Sounds an idyllic plan. But, she continues: “I want to buy what I understand to be an ‘open’ ticket, so I can come back whenever I Iike. But I can’t see how to book one.” Let me try to help.

In the olden days, when flights were, for most people, prohibitively expensive, “open” tickets were common. If you could afford to buy a plane ticket, then you could choose a return date within a year. What with fares being so high, flight loads were generally light and you would be very likely to find a seat whenever you wished.

Today, the idea of an open ticket has more or less vanished. Most of us commit to specific flights, knowing it will be expensive or impossible to change them. The closest equivalent to an open ticket is a flexible return. But you pay a fortune for the benefit of being able to change travel dates without penalty.

To illustrate the difference, I made some test bookings on British Airways from London Heathrow to Barbados: flying out on 1 May and returning five months later, on 1 October.

The fully flexible fare is currently £2,591, and allows you to change your dates or get a full refund without penalty. Effectively, it is an open ticket. But, inconveniently, it is almost three times as expensive as the cheapest economy fare, which is £883; if you are flexible with dates either way, you can slice a couple of hundred pounds off the cost.

With the less expensive ticket, BA says you can change each segment for a fee of £150 “plus any difference in fare”. The difference between the fare on the day you buy and the prevailing price on the day you decide to change is impossible to predict, but could easily run into hundreds of pounds. Even so, the best plan may be to book the lowest fare, come up with a plausible return date, and do your best to stick to it.

Hang on, though: what is wrong with the reasonable strategy of booking a one-way ticket, then sorting out the inbound leg separately?

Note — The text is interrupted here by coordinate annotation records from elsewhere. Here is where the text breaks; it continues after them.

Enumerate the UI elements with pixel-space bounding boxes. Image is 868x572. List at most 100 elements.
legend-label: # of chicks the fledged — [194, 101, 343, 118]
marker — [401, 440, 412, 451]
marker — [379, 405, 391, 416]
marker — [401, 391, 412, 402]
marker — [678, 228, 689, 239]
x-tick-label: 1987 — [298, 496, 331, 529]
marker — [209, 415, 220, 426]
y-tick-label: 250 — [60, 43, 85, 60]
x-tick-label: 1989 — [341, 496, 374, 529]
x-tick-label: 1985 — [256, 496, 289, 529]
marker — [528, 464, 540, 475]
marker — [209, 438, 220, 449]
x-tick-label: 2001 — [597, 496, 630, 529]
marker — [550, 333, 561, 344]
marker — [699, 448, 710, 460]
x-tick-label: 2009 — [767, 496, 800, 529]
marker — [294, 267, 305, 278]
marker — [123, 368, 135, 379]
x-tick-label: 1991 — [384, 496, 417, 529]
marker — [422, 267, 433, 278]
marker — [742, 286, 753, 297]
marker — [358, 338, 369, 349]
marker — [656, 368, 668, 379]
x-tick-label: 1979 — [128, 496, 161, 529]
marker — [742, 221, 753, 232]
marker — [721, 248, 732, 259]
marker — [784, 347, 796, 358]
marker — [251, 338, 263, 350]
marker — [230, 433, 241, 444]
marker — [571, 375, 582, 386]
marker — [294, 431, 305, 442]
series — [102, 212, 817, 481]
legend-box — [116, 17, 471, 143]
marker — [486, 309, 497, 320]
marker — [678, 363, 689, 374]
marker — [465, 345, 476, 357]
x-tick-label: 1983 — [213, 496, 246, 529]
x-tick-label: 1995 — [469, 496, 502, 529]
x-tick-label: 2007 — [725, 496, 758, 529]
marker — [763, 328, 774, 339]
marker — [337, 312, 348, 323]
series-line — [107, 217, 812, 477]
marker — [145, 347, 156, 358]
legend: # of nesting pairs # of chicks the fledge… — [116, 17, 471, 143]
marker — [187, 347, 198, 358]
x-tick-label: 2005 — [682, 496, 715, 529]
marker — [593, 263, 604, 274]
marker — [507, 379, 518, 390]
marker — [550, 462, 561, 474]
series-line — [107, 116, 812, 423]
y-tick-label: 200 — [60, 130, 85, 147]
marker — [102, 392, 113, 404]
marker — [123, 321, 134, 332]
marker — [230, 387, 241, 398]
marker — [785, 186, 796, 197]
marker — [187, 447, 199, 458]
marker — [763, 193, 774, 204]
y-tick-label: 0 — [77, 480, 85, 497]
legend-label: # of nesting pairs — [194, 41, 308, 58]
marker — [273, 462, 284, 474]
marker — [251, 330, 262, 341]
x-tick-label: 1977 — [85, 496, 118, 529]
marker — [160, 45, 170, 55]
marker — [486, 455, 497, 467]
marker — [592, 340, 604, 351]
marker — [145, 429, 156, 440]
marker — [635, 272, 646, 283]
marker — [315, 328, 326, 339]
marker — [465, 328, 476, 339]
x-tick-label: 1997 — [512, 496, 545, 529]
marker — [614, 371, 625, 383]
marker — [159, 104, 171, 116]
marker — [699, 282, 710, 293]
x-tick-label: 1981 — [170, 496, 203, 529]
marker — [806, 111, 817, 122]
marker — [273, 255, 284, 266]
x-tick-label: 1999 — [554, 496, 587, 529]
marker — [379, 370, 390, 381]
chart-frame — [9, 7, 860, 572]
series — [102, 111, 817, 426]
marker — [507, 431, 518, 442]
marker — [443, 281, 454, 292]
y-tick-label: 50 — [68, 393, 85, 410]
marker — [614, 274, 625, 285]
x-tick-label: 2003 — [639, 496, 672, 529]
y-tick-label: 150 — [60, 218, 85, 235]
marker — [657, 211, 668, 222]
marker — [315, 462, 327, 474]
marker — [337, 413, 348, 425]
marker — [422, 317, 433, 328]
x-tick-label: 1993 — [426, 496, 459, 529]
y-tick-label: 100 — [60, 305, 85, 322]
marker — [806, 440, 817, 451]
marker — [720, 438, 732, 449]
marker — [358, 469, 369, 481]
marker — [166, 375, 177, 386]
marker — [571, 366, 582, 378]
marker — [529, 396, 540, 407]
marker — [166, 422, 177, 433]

Unfortunately, aviation is about as irrational as any industry could be. Remember that £883 round trip? If you book only the outbound segment, covering half the number of miles, the price from British Airways does not halve – it more than doubles, to £1,757 one way.

Fortunately, BA’s sister airline, Aer Lingus, can restore some sanity to the situation. Until the end of May, the Irish carrier flies from Manchester to Barbados. It has a simple single-leg pricing structure. For the journey outbound on 1 May, the fare is £643; add an extra £30 or so for the train fare from London, booked in advance.

Coming home, Aer Lingus will no longer be in contention. But there will be many other options, plus plenty of time to find the best deal. If British Airways and Virgin Atlantic are too expensive to London, then JetBlue via New York will save cash. Or perhaps another airline will have stepped up with fresh flights between Barbados and the UK.

To return to the original question: why do open tickets no longer really exist? Because airlines deploy the dark art of revenue management to fill as many seats as they can on each flight. By persuading many passengers to commit in advance, they can maximise the “load factor”. When performed effectively, this helps them extract the highest possible revenue. And that strategy, they would say, enables them to keep connecting the UK with beautiful Caribbean islands.